Ramu ist ein indischer Bauer. Als für seine Tochter die Zeit zum Heiraten gekommen war, beschloß er, bei einem Geldverleiher am Ort auf sein Land eine Hypothek aufzunehmen. Da er nicht lesen und schreiben konnte, setzte er seinen Daumenabdruck unter ein Schriftstück, das er nicht verstand. Einige Monate später stellte Ramu fest, daß es sich bei dem Dokument um einen Kaufvertrag handelte. Sein Land gehörte nun einem anderen.
Michael arbeitete auf einer großen Farm in den Vereinigten Staaten. Sein Vorarbeiter beauftragte ihn, den Rindern einen Zusatz unter das Futter zu mengen. Michael sah zwei Säcke im Stall, konnte aber die Aufschriften nicht lesen. Er nahm den verkehrten. Ein paar Tage später waren die Rinder tot. Er hatte ihnen Gift gegeben. Man entließ ihn auf der Stelle.
Der Analphabetismus — die Unfähigkeit, zu lesen und zu schreiben — kostete Michael den Job. Seinen Arbeitgeber kostete er eine Herde erstklassiger Mastrinder. Er brachte Ramu um das Land. Und Almaz hätte er ihr Kind kosten können.
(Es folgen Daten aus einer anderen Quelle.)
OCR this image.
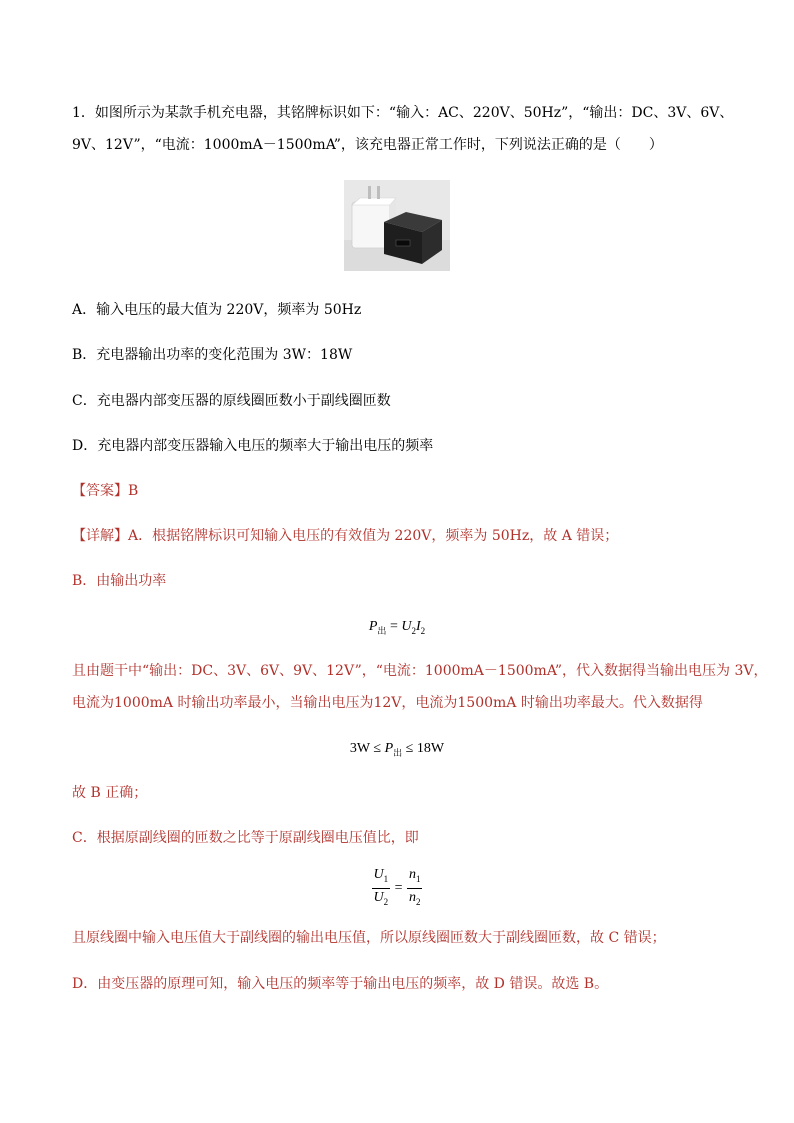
1．如图所示为某款手机充电器，其铭牌标识如下：“输入：AC、220V、50Hz”，“输出：DC、3V、6V、
9V、12V”，“电流：1000mA－1500mA”，该充电器正常工作时，下列说法正确的是（　　）
A．输入电压的最大值为 220V，频率为 50Hz
B．充电器输出功率的变化范围为 3W：18W
C．充电器内部变压器的原线圈匝数小于副线圈匝数
D．充电器内部变压器输入电压的频率大于输出电压的频率
【答案】B
【详解】A．根据铭牌标识可知输入电压的有效值为 220V，频率为 50Hz，故 A 错误；
B．由输出功率
$P_出 = U_2I_2$
且由题干中“输出：DC、3V、6V、9V、12V”，“电流：1000mA－1500mA”，代入数据得当输出电压为 3V，
电流为1000mA 时输出功率最小，当输出电压为12V，电流为1500mA 时输出功率最大。代入数据得
$3W \le P_出 \le 18W$
故 B 正确；
C．根据原副线圈的匝数之比等于原副线圈电压值比，即
$\frac{U_1}{U_2} = \frac{n_1}{n_2}$
且原线圈中输入电压值大于副线圈的输出电压值，所以原线圈匝数大于副线圈匝数，故 C 错误；
D．由变压器的原理可知，输入电压的频率等于输出电压的频率，故 D 错误。故选 B。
Nach Angaben der UNESCO (Organisation der Vereinten Nationen für Erziehung, Wissenschaft und Kultur) kann mehr als ein Viertel der erwachsenen Erdbewohner — über 960 Millionen Männer und Frauen — weder lesen noch schreiben.a In den Entwicklungsländern ist jeder dritte Erwachsene Analphabet. Wie Almaz, Ramu und Michael sind diese Millionen nicht imstande, eine Zeitung, eine Passage aus der Bibel oder auch nur ein Straßenschild zu lesen. Sie haben keinen Zugang zu dem unermeßlichen Informationsschatz in Zeitschriften und Büchern. Sie können keinen Brief schreiben und kein einfaches Formular ausfüllen. Die meisten sind nicht einmal in der Lage, mit ihrem Namen zu unterschreiben. Ohne Chancen auf einen Arbeitsplatz, für den grundlegende Lese- und Schreibfertigkeiten Voraussetzung sind, finden viele auf Dauer keine Arbeit, ihre Talente bleiben ungenutzt, und sie können ihre Fähigkeiten nicht ausbauen.
In diesen Zahlen sind nicht die vielen funktionalen Analphabeten enthalten, die zwar gewisse Grundkenntnisse des Lesens und Schreibens besitzen, deren Kenntnisse aber nicht ausreichen, um den komplizierteren Lese- und Schreibanforderungen des täglichen Lebens gewachsen zu sein. Allein in den Vereinigten Staaten gibt es 27 Millionen funktionale Analphabeten.
Und was ist über die Kinder zu sagen? Die Zahlen sind zwar unvollständig, weil man nicht in allen Ländern Untersuchungen angestellt hat, doch das Kinderhilfswerk der Vereinten Nationen hat errechnet, daß weltweit 100 Millionen Kinder, die im Schulalter sind, nie ein Klassenzimmer betreten werden. Weitere 100 Millionen werden keine auch nur grundlegende Schulausbildung abschließen können. Nach Angaben des UNO-Sekretariats für Öffentlichkeitsarbeit erhält in den ländlichen Gebieten der dritten Welt nur die Hälfte der Kinder mehr als vier Jahre Grundschulbildung. Und in manchen Industrieländern verbringen viele Kinder weit mehr Zeit vor dem Fernseher als in der Schule.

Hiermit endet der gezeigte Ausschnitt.